Before treatment started, a nurse had told me I would lose my hair. After nine weeks my hair was still there, albeit a little thinner. But after the fourth treatment my hair noticeably fell out. I was really upset by this, despite knowing it was likely to happen. I already had a wig that I had bought after the first treatment, but it wasn’t a success. My daughter suggested we look on the internet, where there were lots of sites, three of which I found particularly good. I ordered several wigs, which were posted to me and which I could post back if they weren’t right for me. 

I decided not to buy a real hair wig as I didn’t expect to need it for very long. I also thought they would need a lot more care and attention than a synthetic wig. The wig I did buy was heat resistant, so I could style it how I wanted and it didn’t cost a fortune. It can be itchy, but it is nice to have the option to put it on when going out. 

I have used some complementary therapies to help with some of the side effects I experienced during treatment and continue to experience. I've had massages to help with the feelings in my legs. I found one lady who made a real difference. She seems to intuitively know which muscles feel tight and how to release the tension. I think it helps to talk in detail about where you are experiencing pain and not to be afraid of saying how the massage feels as you are having it. Because I have been struggling with my sleep, I have tried reflexology also.  

I am blessed with a wonderful family and husband.

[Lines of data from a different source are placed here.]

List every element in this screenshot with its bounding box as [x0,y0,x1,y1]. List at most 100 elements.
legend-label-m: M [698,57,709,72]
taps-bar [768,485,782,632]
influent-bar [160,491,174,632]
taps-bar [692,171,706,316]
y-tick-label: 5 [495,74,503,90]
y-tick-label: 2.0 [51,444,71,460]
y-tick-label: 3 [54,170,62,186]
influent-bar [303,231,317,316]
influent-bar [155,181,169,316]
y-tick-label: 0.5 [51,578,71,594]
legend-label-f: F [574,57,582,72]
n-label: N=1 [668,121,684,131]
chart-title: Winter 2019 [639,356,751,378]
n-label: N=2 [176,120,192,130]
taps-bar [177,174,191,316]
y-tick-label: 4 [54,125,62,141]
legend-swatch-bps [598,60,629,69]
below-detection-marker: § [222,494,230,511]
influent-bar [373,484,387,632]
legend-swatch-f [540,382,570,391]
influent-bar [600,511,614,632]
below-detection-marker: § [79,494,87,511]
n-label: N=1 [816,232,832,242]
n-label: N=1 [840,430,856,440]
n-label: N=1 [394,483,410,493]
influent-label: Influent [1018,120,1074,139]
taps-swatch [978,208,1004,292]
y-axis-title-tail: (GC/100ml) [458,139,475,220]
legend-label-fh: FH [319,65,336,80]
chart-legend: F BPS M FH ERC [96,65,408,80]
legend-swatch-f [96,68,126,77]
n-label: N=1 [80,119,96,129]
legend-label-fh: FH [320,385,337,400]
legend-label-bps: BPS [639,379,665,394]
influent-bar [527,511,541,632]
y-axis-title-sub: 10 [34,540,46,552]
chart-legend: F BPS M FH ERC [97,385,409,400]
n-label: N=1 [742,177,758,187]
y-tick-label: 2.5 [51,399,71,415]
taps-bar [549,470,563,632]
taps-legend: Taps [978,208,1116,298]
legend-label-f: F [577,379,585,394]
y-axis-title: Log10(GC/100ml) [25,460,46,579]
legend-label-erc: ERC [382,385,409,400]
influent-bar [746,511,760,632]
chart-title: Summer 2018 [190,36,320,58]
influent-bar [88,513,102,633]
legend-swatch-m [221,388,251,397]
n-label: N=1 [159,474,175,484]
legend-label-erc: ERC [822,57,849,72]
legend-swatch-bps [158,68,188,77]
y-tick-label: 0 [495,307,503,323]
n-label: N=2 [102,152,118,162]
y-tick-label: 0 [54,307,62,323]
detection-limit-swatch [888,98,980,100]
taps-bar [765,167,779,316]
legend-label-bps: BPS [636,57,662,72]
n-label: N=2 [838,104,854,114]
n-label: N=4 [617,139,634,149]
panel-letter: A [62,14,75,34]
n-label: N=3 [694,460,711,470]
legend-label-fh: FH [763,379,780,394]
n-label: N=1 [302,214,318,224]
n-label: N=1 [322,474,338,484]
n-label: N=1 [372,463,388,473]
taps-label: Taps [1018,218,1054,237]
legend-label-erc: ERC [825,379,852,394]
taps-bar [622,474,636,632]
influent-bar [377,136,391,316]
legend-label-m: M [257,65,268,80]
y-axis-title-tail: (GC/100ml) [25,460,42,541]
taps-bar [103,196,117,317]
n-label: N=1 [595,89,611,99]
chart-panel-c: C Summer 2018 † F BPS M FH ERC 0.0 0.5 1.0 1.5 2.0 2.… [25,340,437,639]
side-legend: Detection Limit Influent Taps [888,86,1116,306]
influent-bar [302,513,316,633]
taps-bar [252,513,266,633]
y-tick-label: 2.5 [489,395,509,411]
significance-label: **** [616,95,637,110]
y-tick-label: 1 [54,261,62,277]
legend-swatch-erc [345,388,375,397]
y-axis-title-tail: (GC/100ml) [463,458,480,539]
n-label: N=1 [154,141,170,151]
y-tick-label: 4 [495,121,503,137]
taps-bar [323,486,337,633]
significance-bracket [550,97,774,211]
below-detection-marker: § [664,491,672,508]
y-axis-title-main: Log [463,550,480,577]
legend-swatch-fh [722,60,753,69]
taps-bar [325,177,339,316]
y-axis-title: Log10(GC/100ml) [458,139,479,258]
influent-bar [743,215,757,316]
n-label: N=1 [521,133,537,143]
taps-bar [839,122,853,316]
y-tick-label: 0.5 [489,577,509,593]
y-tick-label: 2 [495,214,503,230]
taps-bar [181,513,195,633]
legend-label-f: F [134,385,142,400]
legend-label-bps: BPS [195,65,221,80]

My children are all adults now, but I have been fortunate that two of them live nearby. They have been an enormous support and do everything to keep me safe. My son is a doctor, so he has been invaluable in helping me understand my lymphoma and the treatment I am having. 

A month after I completed the chemotherapy I had a PET scan which thankfully showed I was in complete metabolic remission. Research shows that if you continue with maintenance of the monoclonal antibody infusion treatment (in my case obinutuzumab) every eight weeks for two years you are more likely to remain in remission. I have had two maintenance treatments to date.

I have used some complementary therapies to help with some of the side effects I experienced during treatment and continue to experience. 

Covid has made life very much more difficult. No visitors are allowed during chemotherapy. Treatment means that I am immunosuppressed and have to be extra careful, which limits our lifestyle. I will be having a fourth vaccine in a couple of weeks time which I look forward to, as the previous three have not produced any antibodies.